Ama gecenin hakkını veren gruplar da gerekli hürmeti görürlerdi; thamade tarafından dikkat çeken grubun onurlandırılması hatta ödüllendirilmesi söz konusu idi…
Bunlar istek üzere oynatılır veya grup halinde düğün arası werşer’e alınırdı ve 10 dakikalık bir ödül vardı ki bunu hak edebilmek için çıtayı oldukça yükseltmek gerekirdi…
Zaman zaman gruplar halinde gençler dışarı alınıp ağırlanıyorlar, dönüşleri daha bir muhteşem oluyordu…
Zaman zaman da bayanların bir kısmı çıkarılıp dinlenmeleri sağlanıyordu.
Öyle bir an geliyordu ki tüm kâgir yapı altındaki ahali ile bütünleşmiş, ne yana dönsek ayrı bir samimiyet, her yanda gülümseyen heyecanlı yüzler…
O anlarda zamanı dondurup tüm detayları sayfa sayfa yazmayı hayal ederdim.

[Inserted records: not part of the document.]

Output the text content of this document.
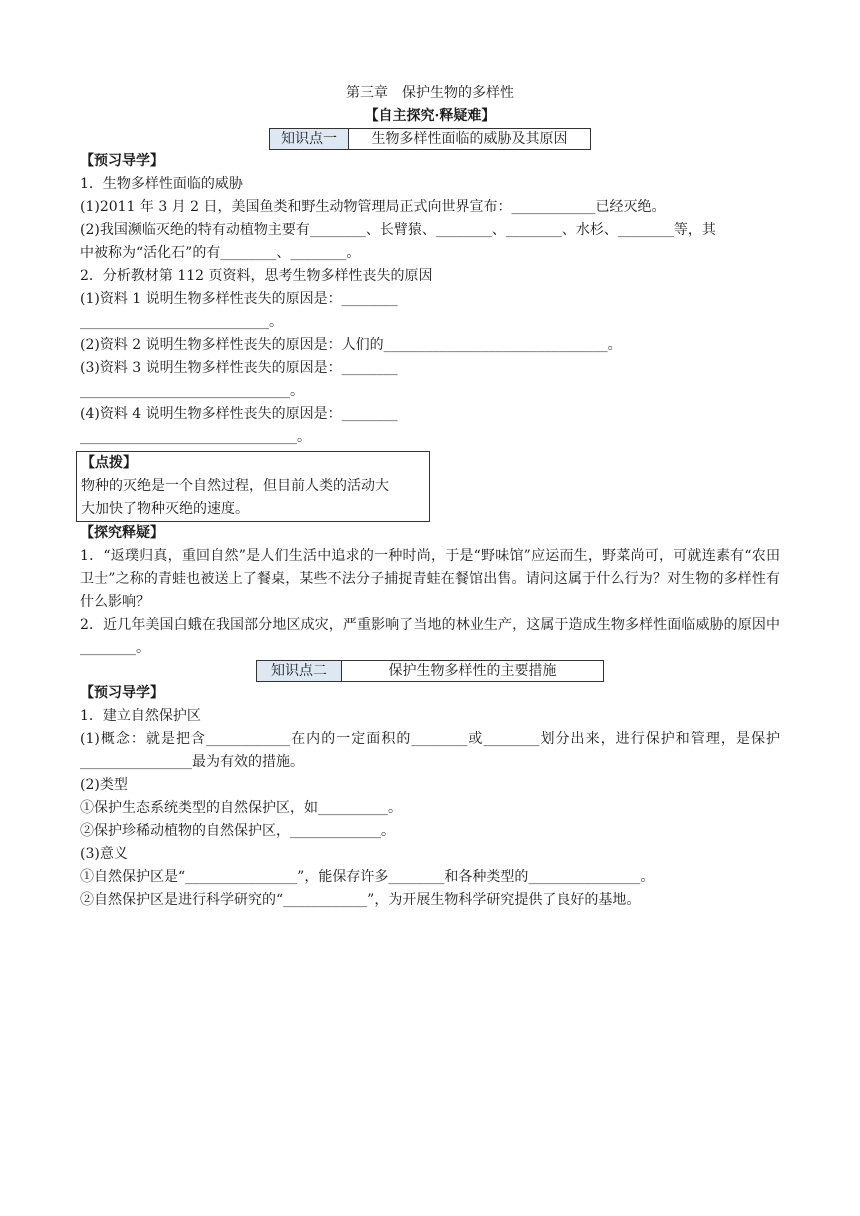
第三章　保护生物的多样性
【自主探究·释疑难】
知识点一	生物多样性面临的威胁及其原因
【预习导学】
1．生物多样性面临的威胁
(1)2011 年 3 月 2 日，美国鱼类和野生动物管理局正式向世界宣布：____________已经灭绝。
(2)我国濒临灭绝的特有动植物主要有________、长臂猿、________、________、水杉、________等，其
中被称为“活化石”的有________、________。
2．分析教材第 112 页资料，思考生物多样性丧失的原因
(1)资料 1 说明生物多样性丧失的原因是：________
___________________________。
(2)资料 2 说明生物多样性丧失的原因是：人们的________________________________。
(3)资料 3 说明生物多样性丧失的原因是：________
______________________________。
(4)资料 4 说明生物多样性丧失的原因是：________
_______________________________。
【点拨】
物种的灭绝是一个自然过程，但目前人类的活动大
大加快了物种灭绝的速度。
【探究释疑】
1．“返璞归真，重回自然”是人们生活中追求的一种时尚，于是“野味馆”应运而生，野菜尚可，可就连素有“农田卫士”之称的青蛙也被送上了餐桌，某些不法分子捕捉青蛙在餐馆出售。请问这属于什么行为？对生物的多样性有什么影响？
2．近几年美国白蛾在我国部分地区成灾，严重影响了当地的林业生产，这属于造成生物多样性面临威胁的原因中________。
知识点二	保护生物多样性的主要措施
【预习导学】
1．建立自然保护区
(1)概念：就是把含____________在内的一定面积的________或________划分出来，进行保护和管理，是保护________________最为有效的措施。
(2)类型
①保护生态系统类型的自然保护区，如__________。
②保护珍稀动植物的自然保护区，_____________。
(3)意义
①自然保护区是“________________”，能保存许多________和各种类型的________________。
②自然保护区是进行科学研究的“____________”，为开展生物科学研究提供了良好的基地。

Belki de o an şimdi geldi, en azından küçük bir kısmı…
Thamade kızın yanında düğün için köye gelmiş iki güzel genç kız süzülüyordu.

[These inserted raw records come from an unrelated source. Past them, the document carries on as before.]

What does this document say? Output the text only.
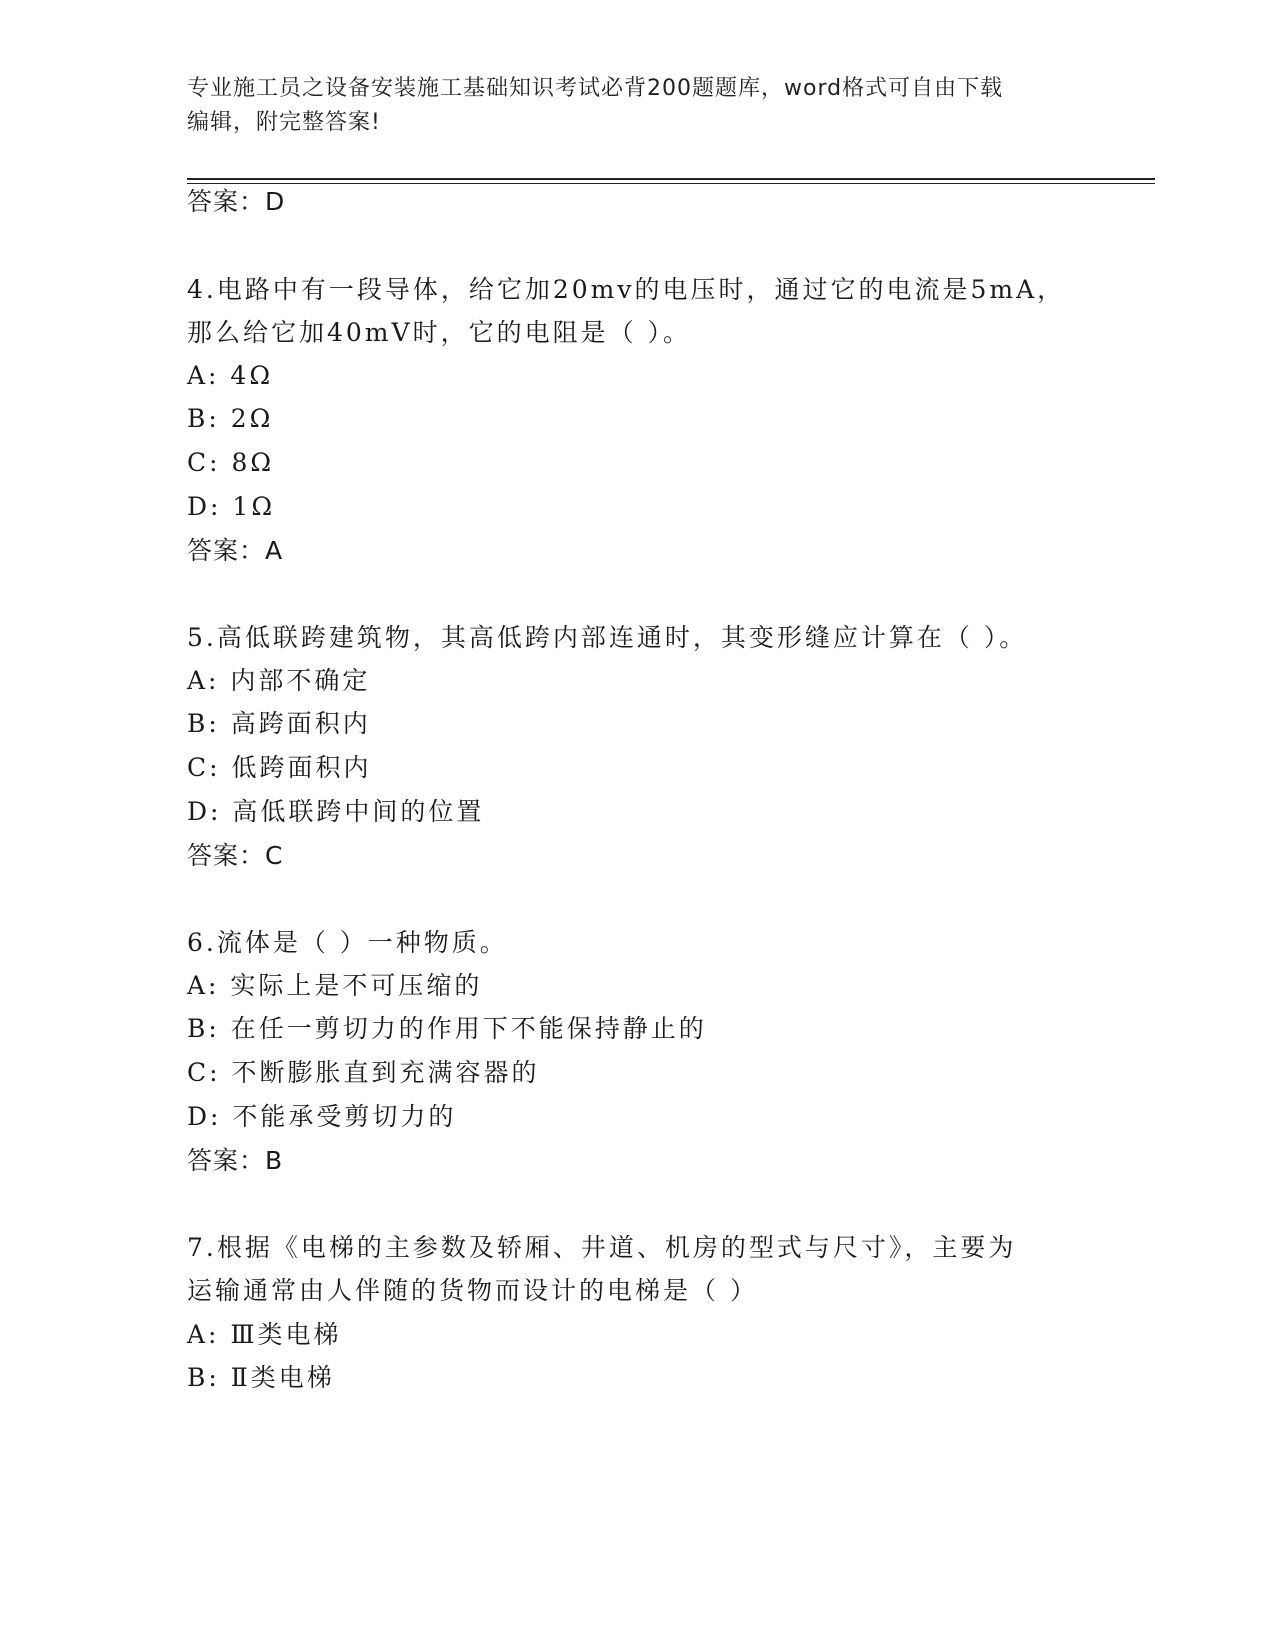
专业施工员之设备安装施工基础知识考试必背200题题库，word格式可自由下载
编辑，附完整答案!
答案：D
4.电路中有一段导体，给它加20mv的电压时，通过它的电流是5mA，
那么给它加40mV时，它的电阻是（ ）。
A: 4Ω
B: 2Ω
C: 8Ω
D: 1Ω
答案：A
5.高低联跨建筑物，其高低跨内部连通时，其变形缝应计算在（ ）。
A: 内部不确定
B: 高跨面积内
C: 低跨面积内
D: 高低联跨中间的位置
答案：C
6.流体是（ ）一种物质。
A: 实际上是不可压缩的
B: 在任一剪切力的作用下不能保持静止的
C: 不断膨胀直到充满容器的
D: 不能承受剪切力的
答案：B
7.根据《电梯的主参数及轿厢、井道、机房的型式与尺寸》，主要为
运输通常由人伴随的货物而设计的电梯是（ ）
A: Ⅲ类电梯
B: Ⅱ类电梯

Gunaşey gençliği açısından baktığınızda hangisinin daha güzel olduğunu kestirmek güçtü ama benim açımdan gayet net idi!
İsmi de kendi gibi “Net” olsun, şimdilik durduğu yerde süzülüp beklesin…

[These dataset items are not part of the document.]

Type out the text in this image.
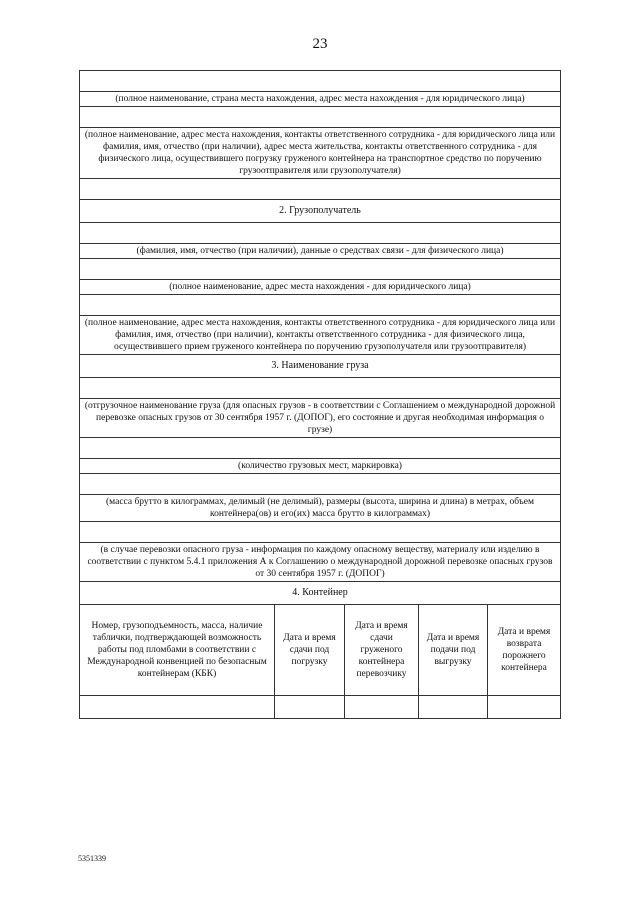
23

(полное наименование, страна места нахождения, адрес места нахождения - для юридического лица)				

(полное наименование, адрес места нахождения, контакты ответственного сотрудника - для юридического лица или фамилия, имя, отчество (при наличии), адрес места жительства, контакты ответственного сотрудника - для физического лица, осуществившего погрузку груженого контейнера на транспортное средство по поручению грузоотправителя или грузополучателя)				

2. Грузополучатель				

(фамилия, имя, отчество (при наличии), данные о средствах связи - для физического лица)				

(полное наименование, адрес места нахождения - для юридического лица)				

(полное наименование, адрес места нахождения, контакты ответственного сотрудника - для юридического лица или фамилия, имя, отчество (при наличии), контакты ответственного сотрудника - для физического лица, осуществившего прием груженого контейнера по поручению грузополучателя или грузоотправителя)				
3. Наименование груза				

(отгрузочное наименование груза (для опасных грузов - в соответствии с Соглашением о международной дорожной перевозке опасных грузов от 30 сентября 1957 г. (ДОПОГ), его состояние и другая необходимая информация о грузе)				

(количество грузовых мест, маркировка)				

(масса брутто в килограммах, делимый (не делимый), размеры (высота, ширина и длина) в метрах, объем контейнера(ов) и его(их) масса брутто в килограммах)				

(в случае перевозки опасного груза - информация по каждому опасному веществу, материалу или изделию в соответствии с пунктом 5.4.1 приложения А к Соглашению о международной дорожной перевозке опасных грузов от 30 сентября 1957 г. (ДОПОГ)				
4. Контейнер				
Номер, грузоподъемность, масса, наличие таблички, подтверждающей возможность работы под пломбами в соответствии с Международной конвенцией по безопасным контейнерам (КБК)	Дата и время сдачи под погрузку	Дата и время сдачи груженого контейнера перевозчику	Дата и время подачи под выгрузку	Дата и время возврата порожнего контейнера

5351339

Hemen yanlarında Jerışteyli genç kızlar bir asil gerdanı süsleyen renkli boncuk taneleri gibi dizilmişlerdi ve hep bir ağızdan gülümsüyorlardı…
Kapı ağzında yılmadan misafir ağırlayan köy gençleri arada kaçamak bir şeşen dönerseler kâr sayıyorlardı…
Sırasıyla Kılıçmehmet, Karaboğaz, Karagöz, Gebelek, Gunaşey derken Uzunyayla’nın derinliklerinden tozlu bir Renault 12 ile akın akın gelmiş, en karizma halini giymiş kavruk gençler…
Hepsinin yüzü tanıdık, gönlü dost, kendisi ağır misafir, utangaç ama mağrur adamlardı…
Hiçbirinin tek başına absürt bir tavrını göremezdiniz ama her birinin…
Ayrı ayrı bir tarzı vardı! Herkes sadece ve sadece kendisi gibiydi, başka biri gibi davranan veya bir ünlüyü taklit eden yoktu!
Bu arada hatıyagoe ile başımız dertte, bir türlü ulaştıramıyorduk haberlerimizi karşıya.
Gece yarısını geçmiş, bizi bir türlü tanıştırmamıştı ve hâlâ türlü bahaneler üretiyordu…
Oysa olay gayet “Net” idi…
En son hatıyagoe’yı yakalayıp bir poker tabiri ile; blöf yaptık.
Düğünü terk etmekle tehdit etmemiz işe yaramış, haberlerimiz yerine ulaşmıştı nihayet…
Sağlam blöf yapmışız ki…
Gunaşey grubu adına müşerref olduğum şeşen gafe icrasında, zaman gerçekten durmuştu.
Benim genellikle transa geçtiğim şeşen dansı sırasında tüm atmosfer değişmiş, adeta bir löküs gömleğinin eflatuni rengi hâkim olmuştu tüm ardıç hezanlara…
Ayaklarımın altından kayan arpa samanı serpilmiş zemin, ayağımdaki kösele tabanlı iskarpinlere bir buz pistindeymişim de patenlerime hâkim olamıyormuşum hissi yaratıyordu…
Arada göz attığım grubun coşkusu yüzümde yankılanıyor, çılgınca agu’ler (elle tutulan coşkulu alkışlar) ile tüm grupları kıskandırıyorduk…
Kısa sürede gerekli coşkuyu yaratmış iseniz abartmaya gerek olmadığını orada olan herkes çok iyi bilirdi.
Makbul olan da buydu.
Başka bir makbul olan ise düğün bitmeden önce müsaade isteyip çıkma olurdu.
Evvela…
Hatıyagoe’ya, sonrasında düğün sahibine gereken hoh yapılıp, en son bısım’a da ev sahipliği için teşekkür edip ayrılmalıydı…
Onca bürokrasiden sonra kapıya şoförün ulaştırdığı limuzinle tozlu Gunaşey yoluna koyulmuştuk bile!
Demek isterdim tabii…
Ama uzun bir yaya yolculuğu bizi bekliyordu…
Sabaha karşı omuzlarımıza düşen çiğ damlalarına aldırmadan, ara ara sisli Jerıştey-Gunaşey yolunda, ardımızda kalan her metrede yüzümde daha da derinleşen “Net” bir gülümsemeyi taşıdım.